Earlier in his remarks the President mentions a comment he got from a Ugandan woman at the town hall in Soweto, South Africa to frame his whole speech. She told him that “‘we are looking for equal business partners and commitments, and not necessarily aid. We want to do [business] (sic) at home and be the ones to own our own markets.’” This idea is in line with the idea of “equal partners” that the President was promising, but is in direct contrast with his statements just a few paragraphs later:
“American companies are announcing major new deals in Africa. Blackstone will invest in African energy projects. Coca-cola will partner with Africa to bring clean water to its communities. GE will help build African infrastructure. Marriott will build more hotels.”
This contrast highlights what is so flawed about American concepts of aid and investment in underserved communities around the world. The Ugandan woman was looking for equal business partners so that she and her community could build their own strong economy. Marriott building more hotels is not American companies being equal business partners with a Ugandan hotel owner, it is American companies looking for new places to make a profit and thereby by extracting something far more insidious than the “natural resources” the President promises are not the goal of American investment. These types of partnership extract the capital needed for African communities to build strong local economies.

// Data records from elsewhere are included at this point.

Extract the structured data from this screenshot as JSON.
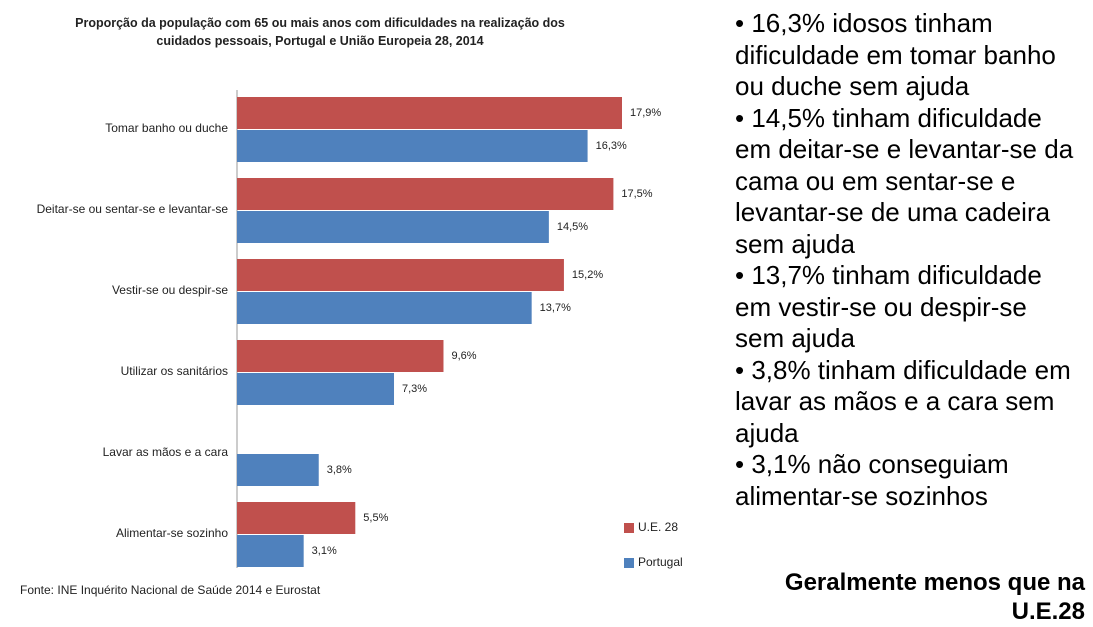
{
  "chart_data": {
    "type": "barh",
    "title": "Proporção da população com 65 ou mais anos com dificuldades na realização dos cuidados pessoais, Portugal e União Europeia 28, 2014",
    "categories": [
      "Tomar banho ou duche",
      "Deitar-se ou sentar-se e levantar-se",
      "Vestir-se ou despir-se",
      "Utilizar os sanitários",
      "Lavar as mãos e a cara",
      "Alimentar-se sozinho"
    ],
    "series": [
      {
        "name": "U.E. 28",
        "color": "#c0504d",
        "values": [
          17.9,
          17.5,
          15.2,
          9.6,
          null,
          5.5
        ],
        "value_labels": [
          "17,9%",
          "17,5%",
          "15,2%",
          "9,6%",
          null,
          "5,5%"
        ]
      },
      {
        "name": "Portugal",
        "color": "#4f81bd",
        "values": [
          16.3,
          14.5,
          13.7,
          7.3,
          3.8,
          3.1
        ],
        "value_labels": [
          "16,3%",
          "14,5%",
          "13,7%",
          "7,3%",
          "3,8%",
          "3,1%"
        ]
      }
    ],
    "source": "Fonte: INE Inquérito Nacional de Saúde 2014 e Eurostat"
  },
  "text_panel": {
    "bullets": [
      "• 16,3% idosos tinham dificuldade em tomar banho ou duche sem ajuda",
      "• 14,5% tinham dificuldade em deitar-se e levantar-se da cama ou em sentar-se e levantar-se de uma cadeira sem ajuda",
      "• 13,7% tinham dificuldade em vestir-se ou despir-se sem ajuda",
      "• 3,8% tinham dificuldade em lavar as mãos e a cara sem ajuda",
      "• 3,1% não conseguiam alimentar-se sozinhos"
    ],
    "conclusion": "Geralmente menos que na U.E.28"
  }
}
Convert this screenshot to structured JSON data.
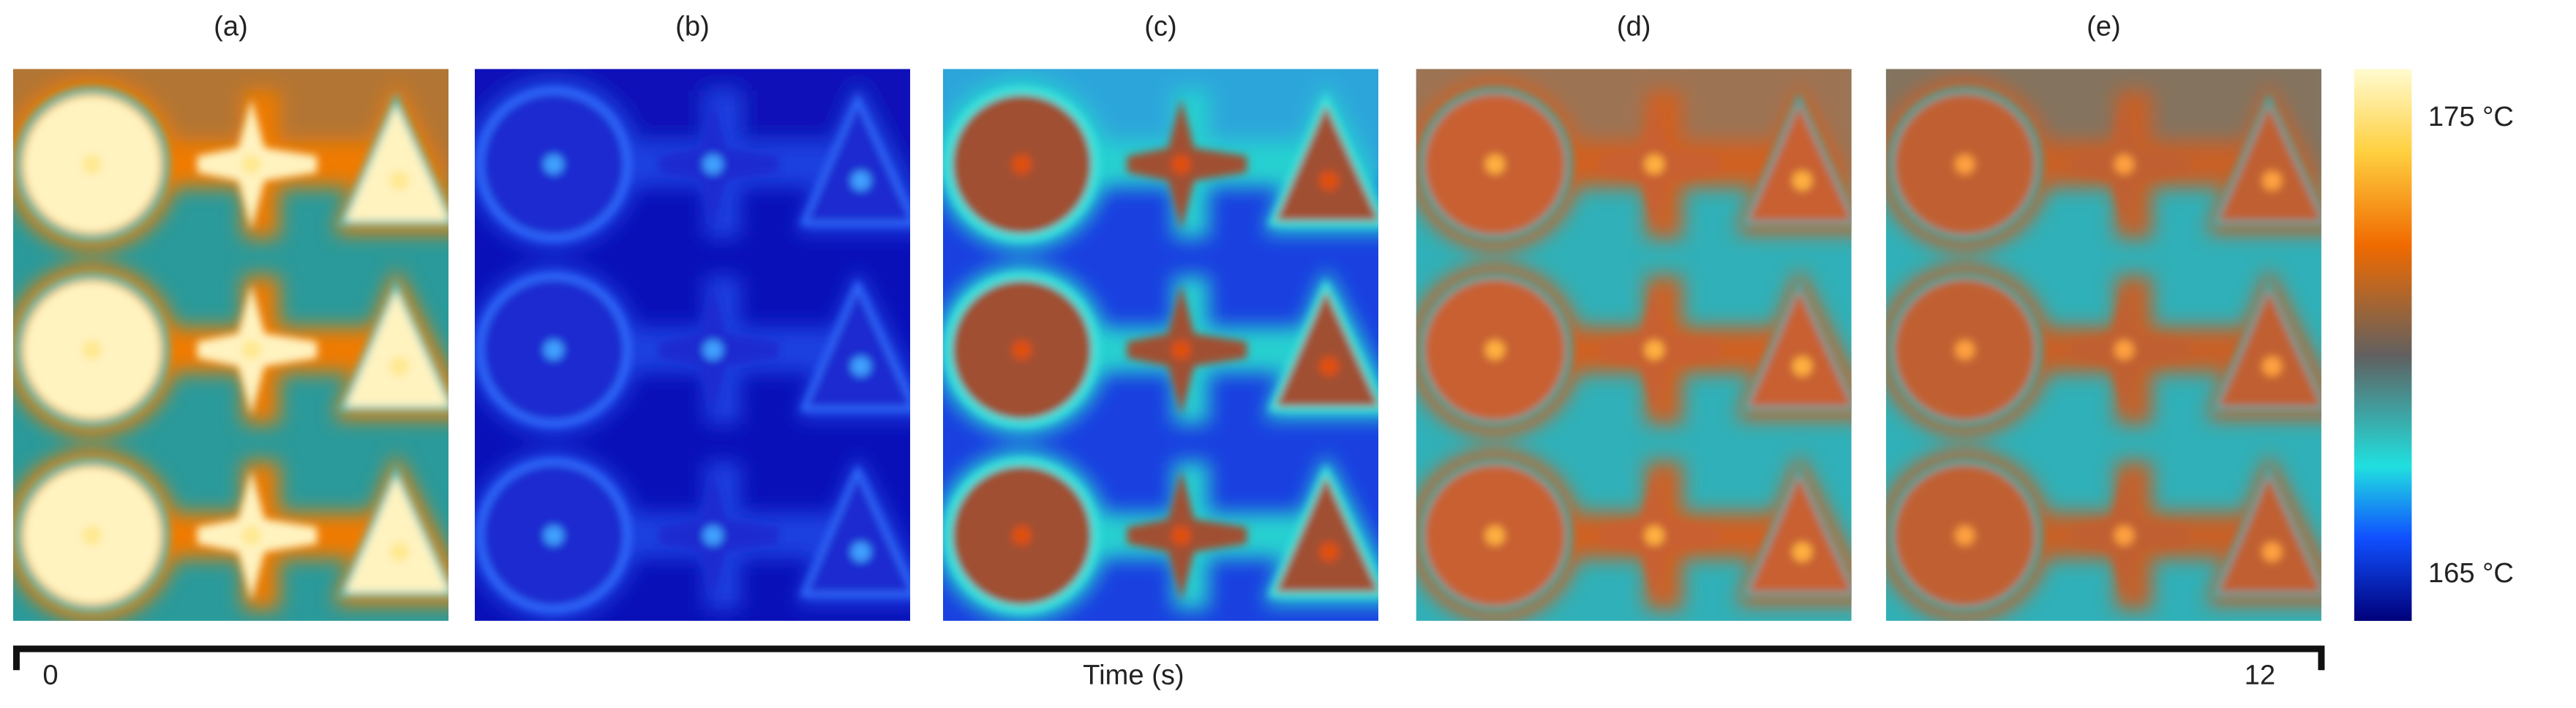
{
  "panels": [
    {
      "label": "(a)"
    },
    {
      "label": "(b)"
    },
    {
      "label": "(c)"
    },
    {
      "label": "(d)"
    },
    {
      "label": "(e)"
    }
  ],
  "colorbar": {
    "max_label": "175 °C",
    "min_label": "165 °C"
  },
  "timeline": {
    "start": 0,
    "label": "Time (s)",
    "end": 12
  }
}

This cognitive disconnect reflects what we have been saying about the problems with American aid for a long time. The intentions might be good (though aren’t always so), but the practice simply isn’t. This is why the Ebola story has such interesting timing. Just as Marriott building more hotels doesn’t actually bring African voices into the trade conversation or help local economies, American aid doesn’t actually do enough to increase the health of the communities it is meant to help. Ebola is a perfect example of how vertical funding that focuses on dealing with specific diseases isn’t an effective long term strategy. Without a strong health system, it is no surprise that something like Ebola could run rampant. What’s worse is that we know that many parts of Africa don’t have the capacity to handle such a disease as evidenced by the fact that we flew the Americans who contracted the disease halfway around the world to Atlanta for treatment.
Possibly the most frustrating part of this whole thing is that the sentiments of the President about “equal partners” are pretty on point (save the disparity between the power of one nation being only theoretically equal to that of an entire continent). African voices should be at the table and, at the very least, be equal partners in determining the direction of their own communities. The Ugandan woman the President mentions expresses a sentiment that we hear all of the time: we don’t just want aid, we want a say. That comment should not be taken to mean that we should abandon aid in favor of American corporate exploitation investment, but rather that we must recognize that people in the communities that we are trying to serve are the ones who should be determining the direction of their community’s own development.